I'm not exactley sure where to post this so please forgive me, anyhow I'm curious as to how much BL Authors get paid, I read some where that the professonal rate for most Authors in general was 5p (or cent, I'm not sure though BL Authors probably get paid in English currency I'm guessing)


----------



## Baron Spikey (Mar 26, 2008)

angrySCORCH62 said:


> I'm not exactley sure where to post this so please forgive me, anyhow I'm curious as to how much BL Authors get paid, I read some where that the professonal rate for most Authors in general was 5p (or cent, I'm not sure though BL Authors probably get paid in English currency I'm guessing)


I imagine it's generally more than 5p, they probably get at least a couple of quid :biggrin:


----------



## Doelago (Nov 29, 2009)

I think it depends on who the author is... I am sure Dan Abnett gets more than some guy who has been writing for a few months...


----------



## 98741 (Jul 5, 2010)

sorry I ment 5p per word


----------



## Baron Spikey (Mar 26, 2008)

Doelago said:


> I think it depends on who the author is... I am sure Dan Abnett gets more than some guy who has been writing for a few months...


Dan Abnett probably doesn't get paid more for each book, but he probably does get more commissions to write books- gotta remember Black Library is only one of his many gigs, he doesn't work for GW he's freelance. If one day he decided to never write another 40k or Fantasy book again he'd still have work streaming in from other companies.


angrySCORCH62 said:


> sorry I ment 5p per word


You'd have to ask Ploss, he might know.


----------



## squeek (Jun 8, 2008)

Pay per word is more normal for short articles. I would suggest it is more likely that they get an advance and a percentage of sales, this is more usual for novels (in my albeit limited experience). Though I don't know about BL specifically.


----------



## Wusword77 (Aug 11, 2008)

Perhaps they are paid 40k per book? :victory:


----------



## ROT (Jun 25, 2010)

I can imagine they get paid similarly to other Authors who write for a company, or a specific audience.

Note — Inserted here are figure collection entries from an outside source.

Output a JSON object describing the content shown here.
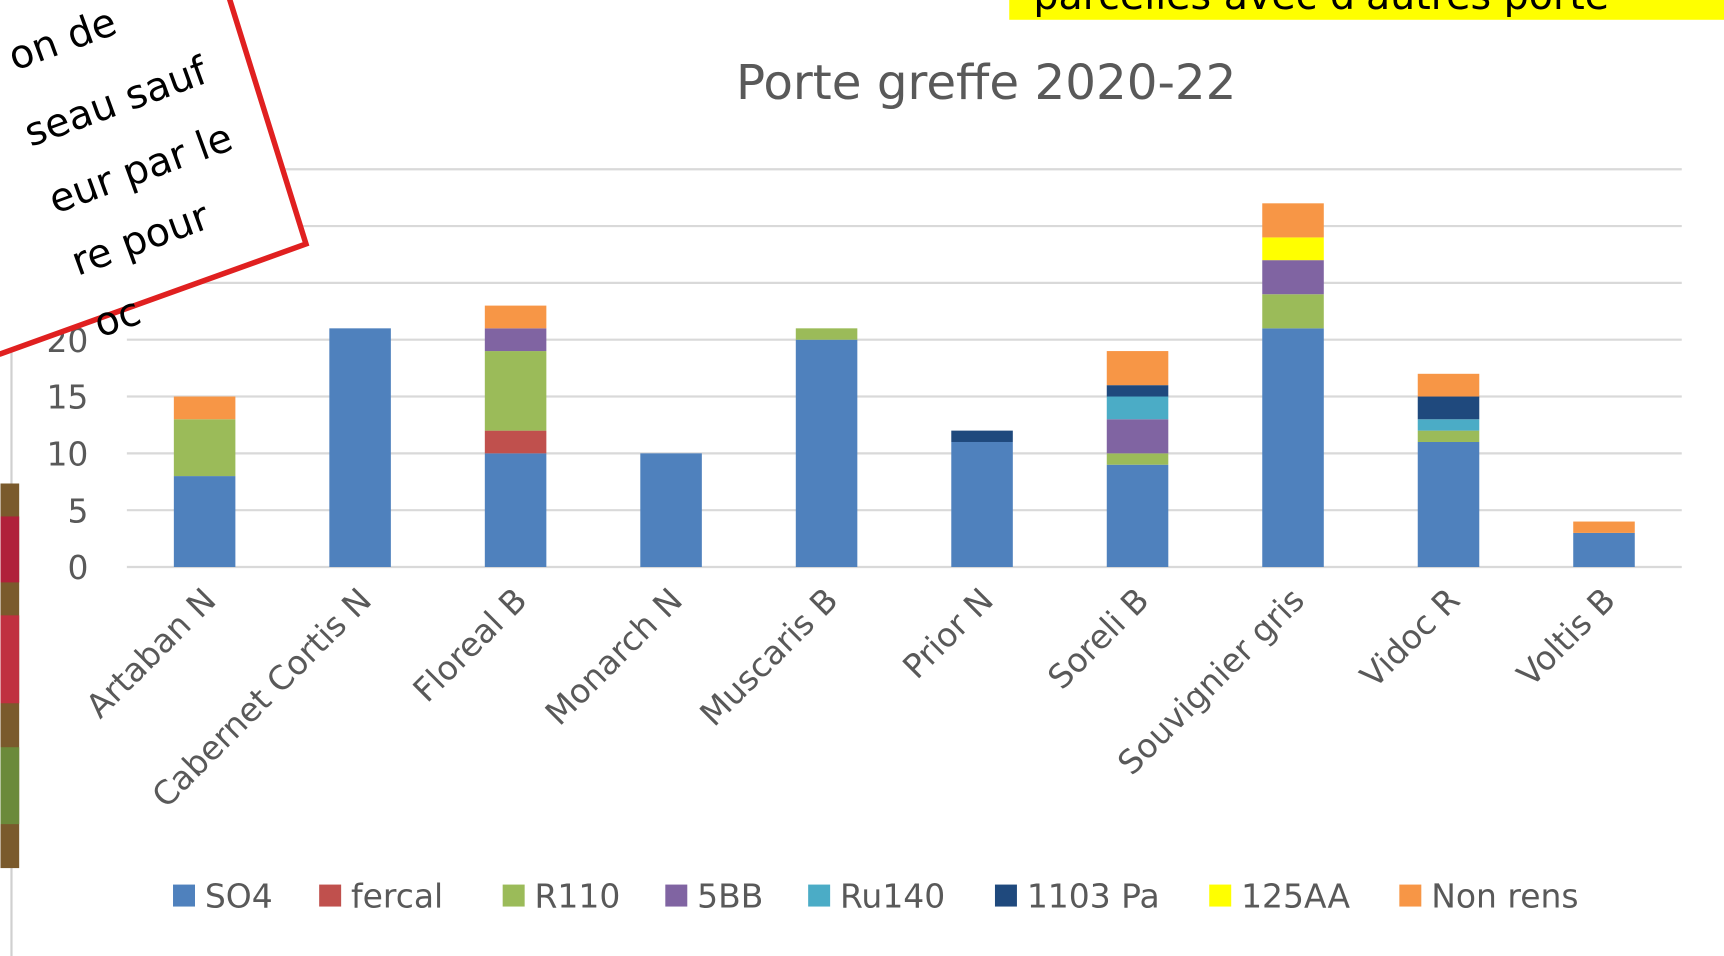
{
  "chart_data": {
    "type": "bar",
    "stacked": true,
    "title": "Porte greffe 2020-22",
    "categories": [
      "Artaban N",
      "Cabernet Cortis N",
      "Floreal B",
      "Monarch N",
      "Muscaris B",
      "Prior N",
      "Soreli B",
      "Souvignier gris",
      "Vidoc R",
      "Voltis B"
    ],
    "series": [
      {
        "name": "SO4",
        "color": "#4f81bd",
        "values": [
          8,
          21,
          10,
          10,
          20,
          11,
          9,
          21,
          11,
          3
        ]
      },
      {
        "name": "fercal",
        "color": "#c0504d",
        "values": [
          0,
          0,
          2,
          0,
          0,
          0,
          0,
          0,
          0,
          0
        ]
      },
      {
        "name": "R110",
        "color": "#9bbb59",
        "values": [
          5,
          0,
          7,
          0,
          1,
          0,
          1,
          3,
          1,
          0
        ]
      },
      {
        "name": "5BB",
        "color": "#8064a2",
        "values": [
          0,
          0,
          2,
          0,
          0,
          0,
          3,
          3,
          0,
          0
        ]
      },
      {
        "name": "Ru140",
        "color": "#4bacc6",
        "values": [
          0,
          0,
          0,
          0,
          0,
          0,
          2,
          0,
          1,
          0
        ]
      },
      {
        "name": "1103 Pa",
        "color": "#1f497d",
        "values": [
          0,
          0,
          0,
          0,
          0,
          1,
          1,
          0,
          2,
          0
        ]
      },
      {
        "name": "125AA",
        "color": "#ffff00",
        "values": [
          0,
          0,
          0,
          0,
          0,
          0,
          0,
          2,
          0,
          0
        ]
      },
      {
        "name": "Non rens",
        "color": "#f79646",
        "values": [
          2,
          0,
          2,
          0,
          0,
          0,
          3,
          3,
          2,
          1
        ]
      }
    ],
    "ylim": [
      0,
      35
    ],
    "yticks": [
      0,
      5,
      10,
      15,
      20,
      25,
      30,
      35
    ],
    "grid": true,
    "legend": "bottom"
  },
  "callout": {
    "lines": [
      "on de",
      "seau sauf",
      "eur par le",
      "re pour",
      "oc"
    ]
  },
  "banner": {
    "text": "parcelles avec d'autres porte"
  }
}
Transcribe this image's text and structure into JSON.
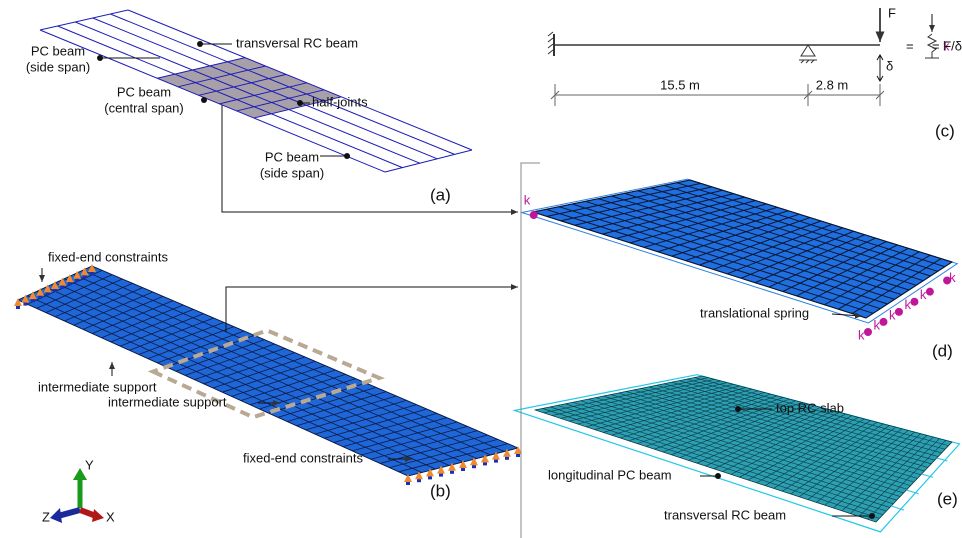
{
  "panel_a": {
    "label": "(a)",
    "pc_beam_side_1": [
      "PC beam",
      "(side span)"
    ],
    "transversal_rc_beam": "transversal RC beam",
    "pc_beam_central": [
      "PC beam",
      "(central span)"
    ],
    "half_joints": "half-joints",
    "pc_beam_side_2": [
      "PC beam",
      "(side span)"
    ]
  },
  "panel_b": {
    "label": "(b)",
    "fixed_end_1": "fixed-end constraints",
    "support_1": "intermediate support",
    "support_2": "intermediate support",
    "fixed_end_2": "fixed-end constraints"
  },
  "axes": {
    "y": "Y",
    "z": "Z",
    "x": "X"
  },
  "panel_c": {
    "label": "(c)",
    "force": "F",
    "equals": "=",
    "displacement": "δ",
    "stiffness": "k",
    "stiffness_formula": "= F/δ",
    "span_length": "15.5 m",
    "overhang_length": "2.8 m"
  },
  "panel_d": {
    "label": "(d)",
    "spring_symbol": "k",
    "translational_spring": "translational spring"
  },
  "panel_e": {
    "label": "(e)",
    "top_slab": "top RC slab",
    "longitudinal_beam": "longitudinal PC beam",
    "transversal_beam": "transversal RC beam"
  }
}
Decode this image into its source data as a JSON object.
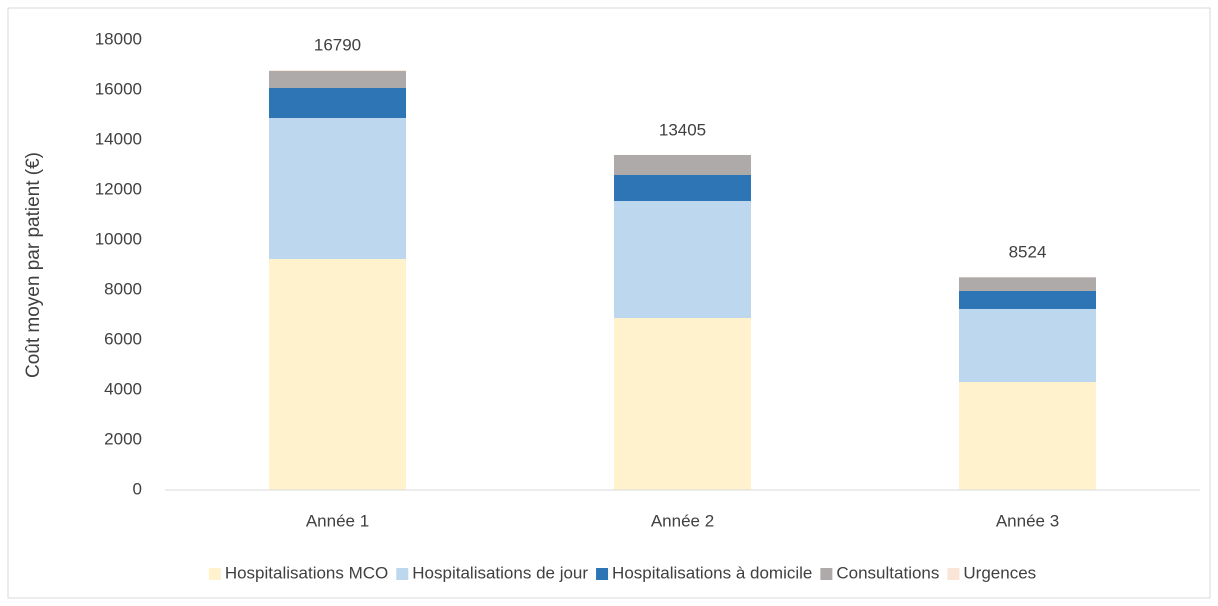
{
  "chart_data": {
    "type": "stacked_bar",
    "y_label": "Coût moyen par patient (€)",
    "categories": [
      "Année 1",
      "Année 2",
      "Année 3"
    ],
    "series": [
      {
        "name": "Hospitalisations MCO",
        "color": "#fff2cc",
        "values": [
          9240,
          6880,
          4320
        ]
      },
      {
        "name": "Hospitalisations de jour",
        "color": "#bdd7ee",
        "values": [
          5640,
          4680,
          2920
        ]
      },
      {
        "name": "Hospitalisations à domicile",
        "color": "#2e75b6",
        "values": [
          1200,
          1040,
          720
        ]
      },
      {
        "name": "Consultations",
        "color": "#aeaaaa",
        "values": [
          680,
          800,
          550
        ]
      },
      {
        "name": "Urgences",
        "color": "#fbe5d6",
        "values": [
          30,
          5,
          14
        ]
      }
    ],
    "totals": [
      16790,
      13405,
      8524
    ],
    "ylim": [
      0,
      18000
    ],
    "yticks": [
      0,
      2000,
      4000,
      6000,
      8000,
      10000,
      12000,
      14000,
      16000,
      18000
    ],
    "grid": false,
    "legend": "bottom"
  }
}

If you're interested in pursuing a career in writing; obviously you'll be concerned with the wages; but just remember one thing: It _must_ make end's meat, otherwise only a limited amount of people could afford to do it so successfully. - Without crushing ideals, this topic is just as much a business as Games Workshop; Warhammer. If it didn't make enough money, people wouldn't do it.

Hope this answers your question mate - It'd be_ impossible _to give you an exactly salary.


----------



## Imperious (May 20, 2009)

Wusword77 said:


> Perhaps they are paid 40k per book? :victory:


40k what? Pounds, dollars, Euros? Ok. But what about 40k Yen, Rupees, or {gulp} pesos? Not so ok.


----------



## ROT (Jun 25, 2010)

You missed Ugandan Dollars - those things are worthless, *literally*.


----------